Two suit-and-tie guards stopped in front of Mik'ael, their pistols pointed down. "Sir!" one of them called. He grew nervous at the culprit's alien facial features. Since staring achieved nothing, the other guard proceeded.

"Sir, I'm going to need you to back away from the window, put down your weapon, and get on your knees with your hands up."

"It's not a weapon," Mik'ael replied. "Just a tool."

Everybody watched, rattled as a gaping hole formed on the screen window. The glass touched the floor as a viscous material, emanating smoke beside the stranger's feet. It blew over them with the rushing wind that entered the room and chilled their sanguine faces. Inevitably, panic levels increased.

At this point, both security guards were pointing their Glock barrels directly at Mik'ael's head. "Sir, this is your last warning!" A warning slightly muffled by the high-altitude wind.

Nothing changed. Mik'ael stepped outside the window cavity when the foremost guard fired his weapon. The loud bang made everyone jump; hands over their ears, their instinctive duck came with screams.

But when the ringing stopped, only the wind remained, and people opened their eyes to the sight of Mik'ael by the window completely unharmed and comporting a casual look. The guards were smacked by awe as he continued outside and set his feet on thin air.

He floated upright against the New York City backdrop, turned from the frightened group of people and, again, observed the magnificent city sprawl in its entirety. Floating further back before the grand length of One World Trade Center, he rotated three-sixty degrees. The view buried his thoughts, throwing a grin on his face while the wind massaged his scalp. The plan never involved being enraptured; he simply succumbed.

He was no less inspired than the witnesses, who took pictures from behind the new hole in the window. Beaming, they eventually noticed his boots and the strange wave emitted underneath. Assuming this wasn't a magic trick, something from the boots kept him airborne.

As mesmerized as Mik'ael was, in his levitational musing, a tick and blue light from his smartwatch brought him back to the real world. Dismay caught him, his thoughts silent as he stared at the strange letters onscreen. When his conscience found its voice, he remembered what he had to do.

Solemn, sober, and prepared, he upturned to the sea of sky. The boots carried him farther, up to the spire, slowly toward the peak.

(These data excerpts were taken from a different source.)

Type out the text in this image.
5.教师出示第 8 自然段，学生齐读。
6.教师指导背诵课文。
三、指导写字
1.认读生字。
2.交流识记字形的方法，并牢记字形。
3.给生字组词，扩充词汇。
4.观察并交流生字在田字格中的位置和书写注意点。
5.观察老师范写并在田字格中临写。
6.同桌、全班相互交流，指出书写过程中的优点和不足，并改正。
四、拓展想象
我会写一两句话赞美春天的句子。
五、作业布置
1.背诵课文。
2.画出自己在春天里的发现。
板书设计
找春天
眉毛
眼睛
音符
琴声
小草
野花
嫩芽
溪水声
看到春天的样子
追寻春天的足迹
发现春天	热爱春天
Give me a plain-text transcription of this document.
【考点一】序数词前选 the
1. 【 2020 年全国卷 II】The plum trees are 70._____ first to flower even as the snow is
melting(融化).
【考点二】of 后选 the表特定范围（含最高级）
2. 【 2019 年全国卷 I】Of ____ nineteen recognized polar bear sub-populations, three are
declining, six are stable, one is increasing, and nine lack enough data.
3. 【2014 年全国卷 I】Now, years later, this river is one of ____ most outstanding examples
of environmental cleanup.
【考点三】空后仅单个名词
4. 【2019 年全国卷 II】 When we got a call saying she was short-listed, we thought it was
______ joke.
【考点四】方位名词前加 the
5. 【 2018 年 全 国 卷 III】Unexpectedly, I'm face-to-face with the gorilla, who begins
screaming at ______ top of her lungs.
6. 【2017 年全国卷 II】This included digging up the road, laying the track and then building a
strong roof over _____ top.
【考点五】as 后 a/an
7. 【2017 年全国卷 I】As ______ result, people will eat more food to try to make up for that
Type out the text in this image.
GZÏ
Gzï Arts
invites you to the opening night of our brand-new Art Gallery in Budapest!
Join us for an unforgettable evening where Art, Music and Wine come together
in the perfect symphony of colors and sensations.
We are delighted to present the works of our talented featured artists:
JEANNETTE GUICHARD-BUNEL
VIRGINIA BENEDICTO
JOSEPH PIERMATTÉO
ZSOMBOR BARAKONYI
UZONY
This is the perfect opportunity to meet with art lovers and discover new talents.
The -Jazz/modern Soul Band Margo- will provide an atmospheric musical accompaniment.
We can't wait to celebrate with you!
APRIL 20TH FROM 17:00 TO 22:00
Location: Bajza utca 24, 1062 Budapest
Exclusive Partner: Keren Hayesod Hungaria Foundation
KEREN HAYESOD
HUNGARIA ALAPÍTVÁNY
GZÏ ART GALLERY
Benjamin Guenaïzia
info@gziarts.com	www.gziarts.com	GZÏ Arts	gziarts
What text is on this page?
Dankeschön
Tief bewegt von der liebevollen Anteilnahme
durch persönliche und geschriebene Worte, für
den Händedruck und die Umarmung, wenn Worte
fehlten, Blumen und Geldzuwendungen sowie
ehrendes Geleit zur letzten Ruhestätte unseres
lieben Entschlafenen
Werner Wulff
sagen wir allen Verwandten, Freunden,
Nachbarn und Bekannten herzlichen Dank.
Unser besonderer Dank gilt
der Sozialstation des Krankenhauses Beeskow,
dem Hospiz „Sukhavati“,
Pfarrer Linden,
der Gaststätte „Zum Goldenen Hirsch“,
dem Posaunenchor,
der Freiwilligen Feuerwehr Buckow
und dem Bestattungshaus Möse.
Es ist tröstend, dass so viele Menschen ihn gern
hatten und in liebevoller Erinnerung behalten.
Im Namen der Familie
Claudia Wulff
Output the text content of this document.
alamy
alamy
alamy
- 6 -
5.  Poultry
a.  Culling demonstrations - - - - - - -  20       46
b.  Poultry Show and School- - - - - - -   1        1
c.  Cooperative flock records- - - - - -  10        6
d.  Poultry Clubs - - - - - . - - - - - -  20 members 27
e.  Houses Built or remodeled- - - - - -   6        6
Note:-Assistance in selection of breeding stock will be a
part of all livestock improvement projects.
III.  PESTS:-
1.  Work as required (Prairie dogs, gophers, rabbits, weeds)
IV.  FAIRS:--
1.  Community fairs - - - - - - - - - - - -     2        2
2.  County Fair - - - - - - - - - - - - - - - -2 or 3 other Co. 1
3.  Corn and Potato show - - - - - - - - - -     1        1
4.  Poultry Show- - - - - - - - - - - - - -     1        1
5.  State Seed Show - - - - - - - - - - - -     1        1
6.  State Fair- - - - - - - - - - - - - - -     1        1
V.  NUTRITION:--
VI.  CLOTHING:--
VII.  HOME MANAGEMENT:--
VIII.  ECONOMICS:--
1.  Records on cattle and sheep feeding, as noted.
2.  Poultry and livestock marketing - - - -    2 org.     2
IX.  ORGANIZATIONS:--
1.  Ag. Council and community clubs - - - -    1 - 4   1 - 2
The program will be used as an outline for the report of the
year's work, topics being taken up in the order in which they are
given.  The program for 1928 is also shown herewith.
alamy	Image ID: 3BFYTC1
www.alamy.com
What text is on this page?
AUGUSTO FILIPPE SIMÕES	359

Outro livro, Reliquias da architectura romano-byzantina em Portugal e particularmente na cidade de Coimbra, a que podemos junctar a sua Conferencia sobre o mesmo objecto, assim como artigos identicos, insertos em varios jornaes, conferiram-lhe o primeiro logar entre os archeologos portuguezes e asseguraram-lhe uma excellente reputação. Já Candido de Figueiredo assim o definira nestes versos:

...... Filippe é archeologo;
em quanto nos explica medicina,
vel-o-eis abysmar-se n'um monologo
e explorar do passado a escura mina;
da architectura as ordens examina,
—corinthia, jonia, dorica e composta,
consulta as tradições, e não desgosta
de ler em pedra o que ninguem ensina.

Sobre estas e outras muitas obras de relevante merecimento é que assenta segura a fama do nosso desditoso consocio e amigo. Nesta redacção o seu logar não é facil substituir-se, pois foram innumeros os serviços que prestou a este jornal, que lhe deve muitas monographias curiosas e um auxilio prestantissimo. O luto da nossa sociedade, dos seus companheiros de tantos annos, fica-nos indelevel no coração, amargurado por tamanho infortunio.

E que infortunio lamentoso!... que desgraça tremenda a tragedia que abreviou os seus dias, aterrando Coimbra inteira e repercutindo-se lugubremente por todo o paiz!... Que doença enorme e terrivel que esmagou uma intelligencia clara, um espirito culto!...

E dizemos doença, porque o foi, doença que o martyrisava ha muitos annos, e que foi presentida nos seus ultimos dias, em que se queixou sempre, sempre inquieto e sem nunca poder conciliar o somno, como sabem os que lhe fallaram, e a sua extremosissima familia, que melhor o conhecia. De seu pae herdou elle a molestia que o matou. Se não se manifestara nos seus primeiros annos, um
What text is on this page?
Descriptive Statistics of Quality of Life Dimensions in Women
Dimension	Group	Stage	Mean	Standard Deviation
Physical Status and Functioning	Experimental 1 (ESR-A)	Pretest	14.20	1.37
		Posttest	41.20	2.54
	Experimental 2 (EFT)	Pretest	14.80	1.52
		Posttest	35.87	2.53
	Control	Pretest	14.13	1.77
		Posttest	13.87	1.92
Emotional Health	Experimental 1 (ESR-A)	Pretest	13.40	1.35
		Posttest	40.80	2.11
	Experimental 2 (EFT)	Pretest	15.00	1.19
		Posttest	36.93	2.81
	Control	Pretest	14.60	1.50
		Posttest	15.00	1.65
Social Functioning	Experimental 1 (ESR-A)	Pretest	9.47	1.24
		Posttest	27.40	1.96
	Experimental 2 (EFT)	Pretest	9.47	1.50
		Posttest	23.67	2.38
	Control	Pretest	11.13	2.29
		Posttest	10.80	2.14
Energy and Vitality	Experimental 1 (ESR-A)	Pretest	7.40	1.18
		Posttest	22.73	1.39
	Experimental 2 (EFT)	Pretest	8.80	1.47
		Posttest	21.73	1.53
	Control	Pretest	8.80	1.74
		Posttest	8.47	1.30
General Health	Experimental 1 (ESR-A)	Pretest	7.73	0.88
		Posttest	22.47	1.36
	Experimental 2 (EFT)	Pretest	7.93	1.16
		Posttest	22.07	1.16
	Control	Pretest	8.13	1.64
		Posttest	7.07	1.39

Dauntingly elevated, Mik'ael had a vantage of the world's curve. At the stakes of the great skyscraper's beacon, he grabbed onto the metal and stared down the enormous length of steel, while his legs remained free to swoon in the air.

Helicopter rotors echoed in the wind, nearing, loudening. More choppers began a circuitous patrol nearby. A new noise then took his ears, not of the wind or helicopters. Jet engines. Military aircraft soared in New York City's airspace, looming at eye level as their wings deftly navigated the horizon.

On the peak of New York City's tallest skyscraper, he waited. Several jets populated the sky now, environing him with the screech of burning fuel. That's when they came.

The first one eclipsed the sun, a behemoth of a craft whose mass literally engulfed Brooklyn in shadow. Panic, wonder, fear—all solicitations of the unknown came with their arrival.

The sky darkened, a second ship arriving just above Mik'ael. It was a solid, opaque mass looming adversely to the god rays in its descent. Mik'ael watched them consume the sun.

As he removed his watch, he stared down the overhead behemoth. Fist to the sky, his bitterness suddenly prevailed when a grand and resonant bell expelled from the ship. A chaotic dance of wind, turbines, and echoes then fondled him, mid-air, never once removing his relentless gaze from the dark mass.

"I have what you wanted!"

Smothered by the sounds of a frightened city devolving into Pandemonium, Mik'ael stared at the ship as if awaiting a response. Rage accompanied his sun-colored eyes.

"I have what you wanted! Show me what your word means, Xynocephles, and do as you promised!"